Informationen zur Abwehr von Gefahren des Grundwasserwiederanstieges in Mitteldeutschland

Leipzig. In Mitteldeutschland kommt es gegenwärtig angesichts des Tauwetters an vielen Stellen zu Vernässungen, auch bei Wohnbebauungen. Die vergangenen Monate waren bereits durch extreme hydrologische Verhältnisse gekennzeichnet, die von außergewöhnlich hohen monatlichen Niederschlagsmengen und einer Überlagerung von einzelnen extremen Regenereignissen und starken Schneefällen mit einer langen Frostperiode geprägt waren. Durch diese extremen Witterungsbedingungen wurden verstärkt Kellervernässungen bei der LMBV angezeigt. Derzeit liegen über 700 Schadensmeldungen im Raum Mitteldeutschland vor. Hinzu kommen hohe Wasserstände der Oberflächengewässer.

Die außergewöhnlichen Witterungsbedingungen führten vielerorts zu hohen Grundwasserneubildungen und zur Entstehung von Schichtenwasser oberhalb der Grundwasserleiter. Die LMBV weist darauf hin, dass es für Fragen im Zusammenhang mit Schichtenwasser, Vernässungen durch überlastete Kanalsysteme durch Starkniederschläge oder Hochwasser, keine Handlungsgrundlage für die LMBV gibt.

Die LMBV wurde 1994 als Bundesunternehmen für den Auslauf- und Sanierungsbergbau in den Braunkohlenregionen der Lausitz und Mitteldeutschlands gegründet. Seit dem ist sie als Projektträgerin dafür verantwortlich, die vom Bergbau beanspruchten Flächen zu sichern, zu sanieren, zu rekultivieren und die Gebiete für künftige Nutzungen vorzubereiten sowie einen sich weitgehend selbst regulierenden Wasserhaushalt herzustellen. Die Finanzierung all dieser Maßnahmen erfolgt vorwiegend aus Mitteln von Bund und Ländern.

Seit der Stilllegung des größten Teils der Braunkohlentagebaue in beiden Revieren erleben die betroffenen Regionen einen tiefgreifenden Umbruch. Die Braunkohlenförderung hat in der Vergangenheit in den Bergbaurevieren zu einer großräumigen Absenkung des Grundwasserspiegels geführt. Mit der Einstellung der Braunkohlenförderung steigt in weiten Teilen der Lausitz und Mitteldeutschlands der Grundwasserspiegel wieder auf seinen vorbergbaulichen Zustand an. In den vom Grundwasserwiederanstieg betroffenen Regionen wurden in der Vergangenheit u. a. Wohngebäude errichtet, ohne zu berücksichtigen, dass nach Beendigung des Bergbaus der Grundwasserspiegel wieder auf das vorbergbauliche Niveau ansteigt. Daher besteht hier die Gefahr von Vernässungen und sonstigen Bauwerksschäden an den Gebäuden und teilweise sind Schäden bereits eingetreten.

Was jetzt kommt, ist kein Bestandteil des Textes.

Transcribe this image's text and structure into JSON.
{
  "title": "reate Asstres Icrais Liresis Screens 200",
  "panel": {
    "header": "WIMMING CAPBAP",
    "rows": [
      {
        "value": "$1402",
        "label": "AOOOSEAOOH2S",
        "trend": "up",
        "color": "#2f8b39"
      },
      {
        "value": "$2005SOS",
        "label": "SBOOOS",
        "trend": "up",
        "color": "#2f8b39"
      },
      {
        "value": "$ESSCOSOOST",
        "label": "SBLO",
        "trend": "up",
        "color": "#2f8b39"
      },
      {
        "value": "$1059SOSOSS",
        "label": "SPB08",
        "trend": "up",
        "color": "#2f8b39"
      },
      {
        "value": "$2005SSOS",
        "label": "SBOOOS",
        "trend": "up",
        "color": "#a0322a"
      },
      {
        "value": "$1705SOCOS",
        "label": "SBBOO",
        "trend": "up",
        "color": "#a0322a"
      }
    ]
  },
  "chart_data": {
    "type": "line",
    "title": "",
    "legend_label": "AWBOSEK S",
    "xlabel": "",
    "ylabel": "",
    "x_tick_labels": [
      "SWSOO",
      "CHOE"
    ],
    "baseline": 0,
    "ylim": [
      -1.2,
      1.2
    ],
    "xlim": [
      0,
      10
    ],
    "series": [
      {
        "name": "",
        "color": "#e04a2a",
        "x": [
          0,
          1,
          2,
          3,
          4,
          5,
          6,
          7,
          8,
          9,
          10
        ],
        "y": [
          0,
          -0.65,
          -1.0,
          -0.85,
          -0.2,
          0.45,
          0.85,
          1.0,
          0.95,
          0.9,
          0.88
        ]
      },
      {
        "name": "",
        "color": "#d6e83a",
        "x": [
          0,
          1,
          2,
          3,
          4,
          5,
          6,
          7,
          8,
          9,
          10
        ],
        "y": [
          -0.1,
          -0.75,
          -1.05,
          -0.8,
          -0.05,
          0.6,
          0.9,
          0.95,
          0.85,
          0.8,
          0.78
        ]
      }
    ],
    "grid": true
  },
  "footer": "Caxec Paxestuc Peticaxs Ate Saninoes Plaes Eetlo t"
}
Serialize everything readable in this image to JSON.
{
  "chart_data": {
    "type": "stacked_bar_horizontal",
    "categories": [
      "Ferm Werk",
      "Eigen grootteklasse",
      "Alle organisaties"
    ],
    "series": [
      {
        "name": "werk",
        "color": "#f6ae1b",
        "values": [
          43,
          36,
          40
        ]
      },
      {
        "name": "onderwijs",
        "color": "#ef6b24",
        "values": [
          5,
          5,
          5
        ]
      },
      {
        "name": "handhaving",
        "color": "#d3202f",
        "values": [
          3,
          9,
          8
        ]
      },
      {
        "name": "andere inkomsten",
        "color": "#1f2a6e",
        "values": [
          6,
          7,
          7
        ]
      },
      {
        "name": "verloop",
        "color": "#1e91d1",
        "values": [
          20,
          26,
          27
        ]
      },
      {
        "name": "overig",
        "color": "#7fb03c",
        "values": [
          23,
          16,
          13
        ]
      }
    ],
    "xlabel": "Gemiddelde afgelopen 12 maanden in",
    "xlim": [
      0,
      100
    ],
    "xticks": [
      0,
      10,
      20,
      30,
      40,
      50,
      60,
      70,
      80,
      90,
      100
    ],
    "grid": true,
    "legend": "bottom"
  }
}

Für diese Fälle haben sich die Bundesregierung und die Länder Sachsen, Sachsen-Anhalt, Brandenburg und Thüringen unter Zurückstellung unterschiedlicher Rechtsstandpunkte und ohne Anerkennung einer Rechtsverpflichtung darauf verständigt, betroffene Hauseigentümer bei der Finanzierung von erforderlichen Sicherungs- und Sanierungsmaßnahmen zu unterstützen. Die LMBV wurde dabei mit der Organisation der Maßnahmen beauftragt. Dabei kommen Sofortmaßnahmen (anteilige finanzielle Unterstützung von Pumpen/Entfeuchtungsgeräten incl. Zubehör und deren Betrieb) und auch nachhaltige Maßnahmen zur Gefahrenabwehr zum Einsatz. Über die konkreten Einzelheiten sowie die Finanzierung können sich Betroffene bei der LMBV in Leipzig oder im Internet (www.lmbv.de/Erstkontakt für Sofortmaßnahmen für vom Grundwasserwiederanstieg Betroffene) informieren.